Kingdom of Nauvoo: The Rise and Fall of a Religious Empire on the American Frontier
Title | Kingdom of Nauvoo: The Rise and Fall of a Religious Empire on the American Frontier PDF eBook |
Author | Benjamin E. Park |
Publisher | Liveright Publishing |
Pages | 294 |
Release | 2020-02-25 |
Genre | History |
ISBN | 1631494872 |
Best Book Award • Mormon History Association A brilliant young historian excavates the brief life of a lost Mormon city, uncovering a “grand, underappreciated saga in American history” (Wall Street Journal). In Kingdom of Nauvoo, Benjamin E. Park draws on newly available sources to re-create the founding and destruction of the Mormon city of Nauvoo.
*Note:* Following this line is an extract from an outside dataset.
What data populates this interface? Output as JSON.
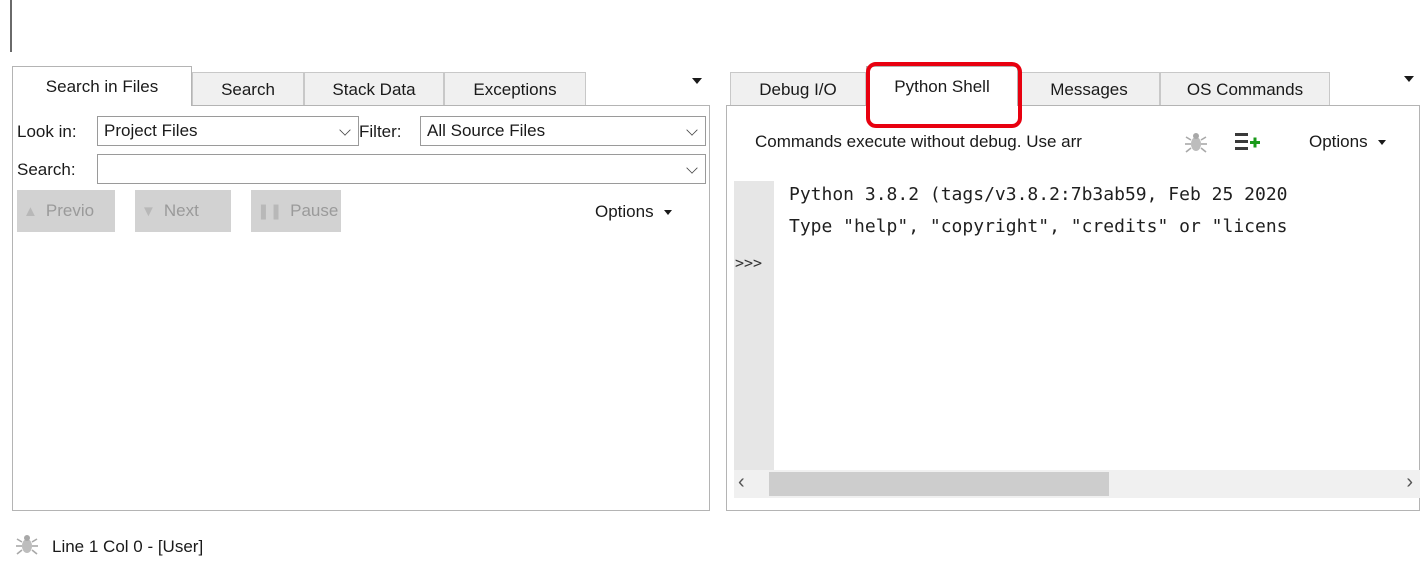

On the banks of the Mississippi in Illinois, the early Mormons built a religious utopia, establishing their own army and writing their own constitution. For those offenses and others—including the introduction of polygamy, which was bitterly opposed by Emma Smith, the iron-willed first wife of Joseph Smith—the surrounding population violently ejected the Mormons, sending them on their flight to Utah. Throughout his absorbing chronicle, Park shows how the Mormons of Nauvoo were representative of their era, and in doing so elevates Mormon history into the American mainstream.
Benjamin's Crossing
Title | Benjamin's Crossing PDF eBook |
Author | Jay Parini |
Publisher | Anchor |
Pages | 418 |
Release | 2021-02-09 |
Genre | Fiction |
ISBN | 0525562753 |
The acclaimed and now-classic biographical novel of Walter Benjamin's last days--adapted into screenplay by Jay Parini. It is 1940. For the past decade, Walter Benjamin--the German-Jewish critic and philosopher--has been writing his masterpiece in a library in Paris, a city he loves. Now Nazi tanks have overrun the suburbs, and Benjamin is forced to flee. With a battered briefcase that contains his precious manuscript of a thousand handwritten pages, he sets off for the border and is led by chance to a young anti-Nazi who is taking Jews and other refugees over the Pyrenees into Spain, where they may (with luck) make their way to freedom in Portugal or South America. Beloved biographical novelist Jay Parini's thrilling tale of escape is beautifully interwoven with vignettes of Benjamin's complex, cosmopolitan past: his privileged childhood in Berlin, his years with the German Youth Movement, his university days. His close friendship with Gershom Scholem, the eminent scholar of Jewish mysticism, and many other well-known artists and intellectuals who were part of Benjamin's intimate circle between the two world wars. Part tragedy, part dark comedy, this sharply realized historical novel tells one of the great and most moving peripheral stories of the Holocaust.